Garfield is among the 12 percent of U.S. high schools that have the equivalent of at least half of juniors and seniors taking at least one AP, International Baccalaureate or Cambridge college-level exam each year, up from just one percent in 1998. The school has 2,248 students, about a third less than in the 1980s because of new schools built nearby. That drop in enrollment, and the rising popularity of AP Statistics and other AP subjects, means the school has only about half the number of students it had in 1987 taking AP Calculus.

But the total number of AP tests in all subjects has gotten much bigger. The school gave 329 AP exams in 1987 when I was a regular visitor. That number reached 559 in 2022 and is expected to go above 800 in May 2023.

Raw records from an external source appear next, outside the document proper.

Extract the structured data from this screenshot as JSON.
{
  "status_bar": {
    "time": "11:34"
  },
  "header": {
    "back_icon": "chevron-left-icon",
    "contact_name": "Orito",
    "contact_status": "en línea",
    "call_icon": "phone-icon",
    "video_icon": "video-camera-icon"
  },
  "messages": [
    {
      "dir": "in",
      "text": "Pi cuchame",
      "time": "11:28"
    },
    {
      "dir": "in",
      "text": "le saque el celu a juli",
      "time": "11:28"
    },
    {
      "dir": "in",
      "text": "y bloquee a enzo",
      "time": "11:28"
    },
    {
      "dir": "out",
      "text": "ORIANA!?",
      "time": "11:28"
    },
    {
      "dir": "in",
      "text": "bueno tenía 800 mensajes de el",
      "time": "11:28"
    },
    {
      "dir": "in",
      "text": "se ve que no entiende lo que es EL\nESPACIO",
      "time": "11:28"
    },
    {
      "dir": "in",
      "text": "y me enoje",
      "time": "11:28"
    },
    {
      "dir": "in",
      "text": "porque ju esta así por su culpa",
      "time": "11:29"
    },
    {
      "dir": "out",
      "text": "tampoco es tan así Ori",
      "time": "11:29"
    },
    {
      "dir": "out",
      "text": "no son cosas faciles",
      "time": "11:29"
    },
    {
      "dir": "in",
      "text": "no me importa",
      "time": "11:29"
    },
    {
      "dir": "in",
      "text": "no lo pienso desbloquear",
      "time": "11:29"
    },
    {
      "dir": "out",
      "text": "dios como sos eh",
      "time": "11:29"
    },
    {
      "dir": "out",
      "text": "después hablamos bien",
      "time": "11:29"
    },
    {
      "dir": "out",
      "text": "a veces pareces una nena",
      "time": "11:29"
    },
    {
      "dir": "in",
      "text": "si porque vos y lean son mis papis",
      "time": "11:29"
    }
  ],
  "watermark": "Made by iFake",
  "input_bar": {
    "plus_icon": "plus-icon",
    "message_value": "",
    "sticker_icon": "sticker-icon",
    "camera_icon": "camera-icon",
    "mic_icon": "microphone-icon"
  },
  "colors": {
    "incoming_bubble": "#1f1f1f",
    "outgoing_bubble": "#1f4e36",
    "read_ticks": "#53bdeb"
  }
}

Forty-seven percent of Garfield AP exams had passing scores of 3, 4 or 5 in 2022, a high number for a school with its demographics. AP teachers in the past 40 years, including Escalante and Juarez, have heard many students who failed AP exams tell them that struggling in the difficult courses made them more ready for college. Studies show that to be true.

In this trouble-filled post-pandemic era it is hard to find a school with teachers as enthusiastic about their jobs as the ones I saw during my latest Garfield visit. They see themselves as part of a national movement to unleash the hidden talents of children at the lower end of the income scale.

There are huge pictures of Escalante all over campus. If he were here he would joke about that. He once complained to me that seven schools in Bolivia had been named after him and not one had paid him any money for the privilege.

But he would be happy to see students at Garfield still being lured in for more learning before school, after school and each summer, eventually finding themselves in college doing better than they ever dreamed.